In my attempts to introduce young people to the larger picture, I remind my students they represent the pinnacle of the previous generation—they pick up where we left off. I remind them that it was people their age who made some of the most critical contributions in innovating Hip-Hop culture. In facilitating and encouraging their growth, I remind students that whether through song, performance or a quick interaction with another artist, they will similarly influence the generation coming after them.
Educators in the youth media field need to value and use Hip-Hop music as one of the most relevant and persuasive digital storytelling formats available to urban America.

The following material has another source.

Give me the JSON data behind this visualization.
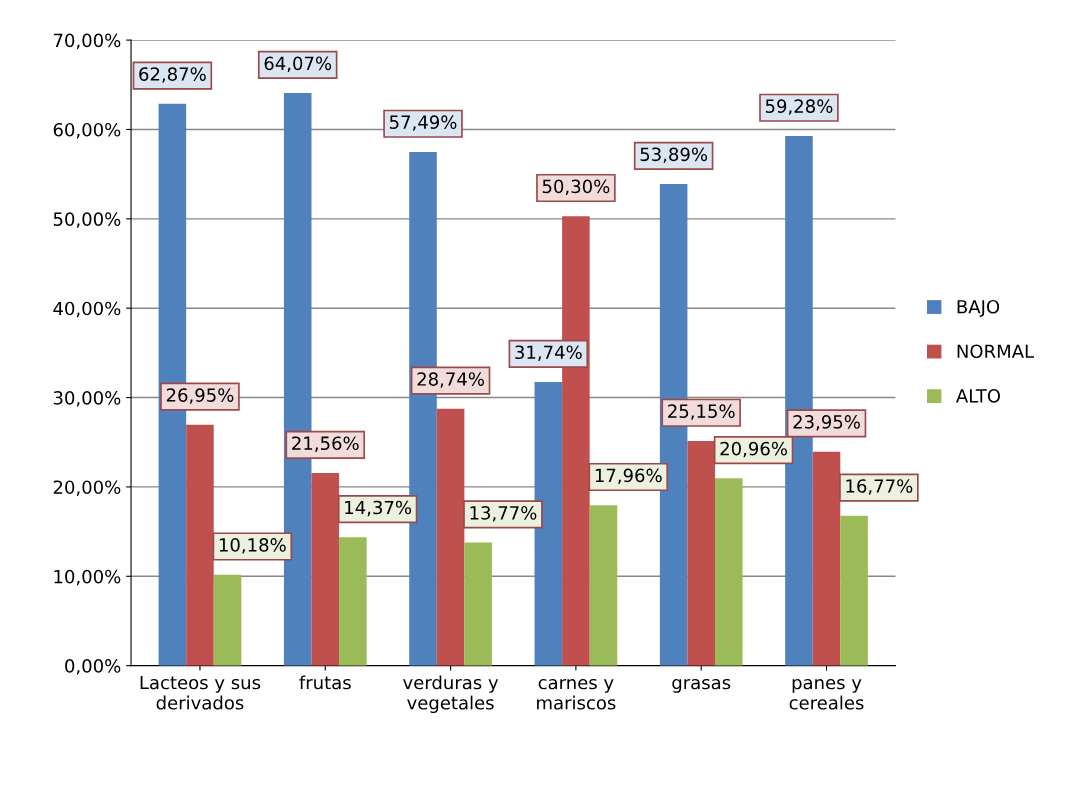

As a highly important medium for urban youth to share their personal perspectives, educators must emphasize ways to resist conforming to the genre’s recognizable format and the mainstream’s stereotype of urban culture. Young people gravitate to Hip-Hop because it has the potential to amplify their voices. It is up to youth media educators to support young people as they re-create Hip-Hop to reflect the true cultural fabric of urban youth.
Davin Thompson, talent and lyrics coach since B.U.M.P.’s founding, is an Oakland native and member of the Hip-Hop group “The Attik.”